At the end of January 2018, BMA council chair Chaand Nagpaul expressed concerns over doctors' fears and challenges in working under pressure in the NHS. He explained that without clarity from the General Medical Council (GMC) and others, issues surrounding recording reflective learning would result in defensive practice and failure to learn from experience. The BMA, in response, would, therefore, take actions to liaise with the GMC regarding the culture of fear, blame and system failings. Guidance to doctors on appraisal and recording reflection have also been included, as well as the launch of an online reporting system. Jeremy Hunt warned of the "unintended consequences" of the ruling, saying that "For patients to be safe, we need doctors to be able to reflect completely openly and freely about what they have done, to learn from mistakes, to spread best practice around the system, to talk openly with their colleagues."
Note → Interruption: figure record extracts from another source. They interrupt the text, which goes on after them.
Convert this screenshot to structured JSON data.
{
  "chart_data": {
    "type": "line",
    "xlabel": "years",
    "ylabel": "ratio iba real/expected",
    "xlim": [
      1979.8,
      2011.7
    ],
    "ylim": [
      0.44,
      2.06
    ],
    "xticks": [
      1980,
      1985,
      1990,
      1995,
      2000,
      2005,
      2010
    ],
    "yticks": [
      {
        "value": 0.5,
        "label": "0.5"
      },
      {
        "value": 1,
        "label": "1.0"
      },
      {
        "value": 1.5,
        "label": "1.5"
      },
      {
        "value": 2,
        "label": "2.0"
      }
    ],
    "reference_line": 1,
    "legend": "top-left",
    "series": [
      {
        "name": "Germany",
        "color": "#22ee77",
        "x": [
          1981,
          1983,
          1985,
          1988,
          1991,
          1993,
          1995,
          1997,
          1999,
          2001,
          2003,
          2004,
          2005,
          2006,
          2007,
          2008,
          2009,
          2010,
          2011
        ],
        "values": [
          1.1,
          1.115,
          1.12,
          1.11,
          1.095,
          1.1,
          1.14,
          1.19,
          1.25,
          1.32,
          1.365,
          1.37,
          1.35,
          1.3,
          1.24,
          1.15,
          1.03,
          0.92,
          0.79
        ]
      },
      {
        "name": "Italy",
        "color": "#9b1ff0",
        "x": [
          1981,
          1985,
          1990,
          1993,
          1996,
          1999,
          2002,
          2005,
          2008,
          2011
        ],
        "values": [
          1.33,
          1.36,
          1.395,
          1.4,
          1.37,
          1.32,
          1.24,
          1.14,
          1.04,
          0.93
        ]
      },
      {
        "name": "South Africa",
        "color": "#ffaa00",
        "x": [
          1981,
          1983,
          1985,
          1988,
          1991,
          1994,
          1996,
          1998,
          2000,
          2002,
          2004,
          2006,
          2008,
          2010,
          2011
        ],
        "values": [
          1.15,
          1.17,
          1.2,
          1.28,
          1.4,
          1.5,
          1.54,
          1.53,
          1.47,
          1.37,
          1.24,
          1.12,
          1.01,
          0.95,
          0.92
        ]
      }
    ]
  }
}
The Doctors' Association UK, a campaign and lobbying group for Doctors and the NHS, campaigned to raise awareness of system failures in the case.

During the period that the MPTS and GMC suspended and then erased Dr Bawa-Garba, confidence among doctors in England that the GMC is regulating doctors well and that its procedures are fair fell. The GMC released a FAQ about the case, covering issues such as what doctors should do if concerned about staffing levels and reflective practice.

The UK government introduced a series of reforms in response to the case, with a report being released in June 2018.